- By Cliff Mail
The Footprint: Emissions down but...
My attention has been drawn to this article on Newshub reporting that; during the lockdown New Zealand's carbon emissions dropped by a whopping 41%. A global study of the reductions during lockdown showed that New Zealand experienced one of the highest reductions in the World. This study was further backed up by NIWA research which found that pollution levels in our main centres fell by 75%.

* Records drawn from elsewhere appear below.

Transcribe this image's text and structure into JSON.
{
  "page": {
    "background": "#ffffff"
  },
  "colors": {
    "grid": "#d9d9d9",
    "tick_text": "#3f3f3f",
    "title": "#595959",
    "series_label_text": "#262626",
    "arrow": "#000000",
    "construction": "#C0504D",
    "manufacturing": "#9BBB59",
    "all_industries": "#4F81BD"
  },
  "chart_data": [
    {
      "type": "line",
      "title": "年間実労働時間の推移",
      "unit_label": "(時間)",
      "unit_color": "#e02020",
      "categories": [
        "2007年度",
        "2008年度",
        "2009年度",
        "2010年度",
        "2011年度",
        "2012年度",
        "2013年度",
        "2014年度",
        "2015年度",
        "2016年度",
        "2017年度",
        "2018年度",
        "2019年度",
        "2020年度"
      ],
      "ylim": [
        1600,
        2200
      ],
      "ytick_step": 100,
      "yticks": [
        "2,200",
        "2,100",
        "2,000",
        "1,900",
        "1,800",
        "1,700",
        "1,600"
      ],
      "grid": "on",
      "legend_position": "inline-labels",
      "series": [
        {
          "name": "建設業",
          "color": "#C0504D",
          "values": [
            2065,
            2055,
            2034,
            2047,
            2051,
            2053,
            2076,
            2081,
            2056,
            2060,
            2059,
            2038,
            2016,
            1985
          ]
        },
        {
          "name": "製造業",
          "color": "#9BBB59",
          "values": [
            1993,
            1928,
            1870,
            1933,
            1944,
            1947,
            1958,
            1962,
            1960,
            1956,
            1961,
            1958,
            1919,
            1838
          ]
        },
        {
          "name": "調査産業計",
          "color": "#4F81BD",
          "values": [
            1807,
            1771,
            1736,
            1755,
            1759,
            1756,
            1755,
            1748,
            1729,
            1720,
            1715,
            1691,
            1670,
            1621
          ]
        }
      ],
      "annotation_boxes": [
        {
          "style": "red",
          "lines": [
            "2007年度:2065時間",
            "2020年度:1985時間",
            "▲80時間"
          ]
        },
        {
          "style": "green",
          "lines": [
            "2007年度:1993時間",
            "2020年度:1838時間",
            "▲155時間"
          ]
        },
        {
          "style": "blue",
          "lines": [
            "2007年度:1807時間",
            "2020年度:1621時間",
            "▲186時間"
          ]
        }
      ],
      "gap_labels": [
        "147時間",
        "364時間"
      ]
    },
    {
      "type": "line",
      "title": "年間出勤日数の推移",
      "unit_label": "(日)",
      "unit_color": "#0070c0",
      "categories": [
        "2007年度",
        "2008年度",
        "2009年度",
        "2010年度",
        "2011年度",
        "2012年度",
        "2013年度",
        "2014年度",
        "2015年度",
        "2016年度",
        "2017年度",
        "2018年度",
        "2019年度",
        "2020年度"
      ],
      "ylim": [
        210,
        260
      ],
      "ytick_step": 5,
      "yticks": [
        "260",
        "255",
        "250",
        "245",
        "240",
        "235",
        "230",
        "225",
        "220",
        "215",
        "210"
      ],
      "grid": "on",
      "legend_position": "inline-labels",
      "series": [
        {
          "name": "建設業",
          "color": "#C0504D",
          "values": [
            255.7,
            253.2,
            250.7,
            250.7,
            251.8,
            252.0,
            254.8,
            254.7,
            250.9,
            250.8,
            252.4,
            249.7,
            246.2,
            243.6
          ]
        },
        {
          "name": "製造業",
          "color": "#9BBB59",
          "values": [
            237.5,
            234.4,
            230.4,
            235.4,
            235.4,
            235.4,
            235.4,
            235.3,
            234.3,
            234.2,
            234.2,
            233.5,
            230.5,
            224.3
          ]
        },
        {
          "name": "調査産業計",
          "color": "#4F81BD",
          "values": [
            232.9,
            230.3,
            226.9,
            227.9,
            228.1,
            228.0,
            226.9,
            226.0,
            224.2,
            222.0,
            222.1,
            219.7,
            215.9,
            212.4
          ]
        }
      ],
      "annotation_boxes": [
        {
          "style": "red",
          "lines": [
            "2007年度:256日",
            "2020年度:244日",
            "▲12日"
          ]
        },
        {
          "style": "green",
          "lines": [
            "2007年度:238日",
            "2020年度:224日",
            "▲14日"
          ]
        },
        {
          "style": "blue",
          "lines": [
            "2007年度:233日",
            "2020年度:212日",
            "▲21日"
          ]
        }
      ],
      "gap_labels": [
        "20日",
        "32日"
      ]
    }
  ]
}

Having just driven from Kerikeri to Auckland and spent this morning in rush hour traffic in the big smoke (yes the pollution is back), it is clear that this fall was temporary and, we seem to have embraced our old habits with even greater gusto. The perception of a return to 'business as usual' was further reinforced by today's coverage in The Guardian warning of a return to pre-crisis oil consumption levels. The very painful pandemic lesson that we are still in the process of learning must surely be that failure to plan leads to well - failure. Planning to reduce our reliance on fossil fuels should have started over a decade ago. Every year that we fail to achieve meaningful reductions in emissions simply guarantees greater pain when the crisis inevitably reaches a point where inadequate action is no longer an option.
Dame Anne Salmond provides some advice on Newsroom this morning. In short she is suggesting that the team of five million is going to need to play the game of their lives over the next ten years if we are to address the fundamental risks the human species is facing.
In the meantime, in response to the Covid related question of being able to drive from Auckland to Wellington on a tank of petrol (or diesel), The NZ Herald has updated an old article detailing the range of steps that you can take to get greater efficiency out of your ICE (internal combustion engine). I started driving an EV two years ago and with the next refuelling stop not always just down the road, I was suddenly far more mindful of trying to stretch the kilometres per kilowatt, whereas I never thought too much about the kilometres per litre when driving an ICE vehicle.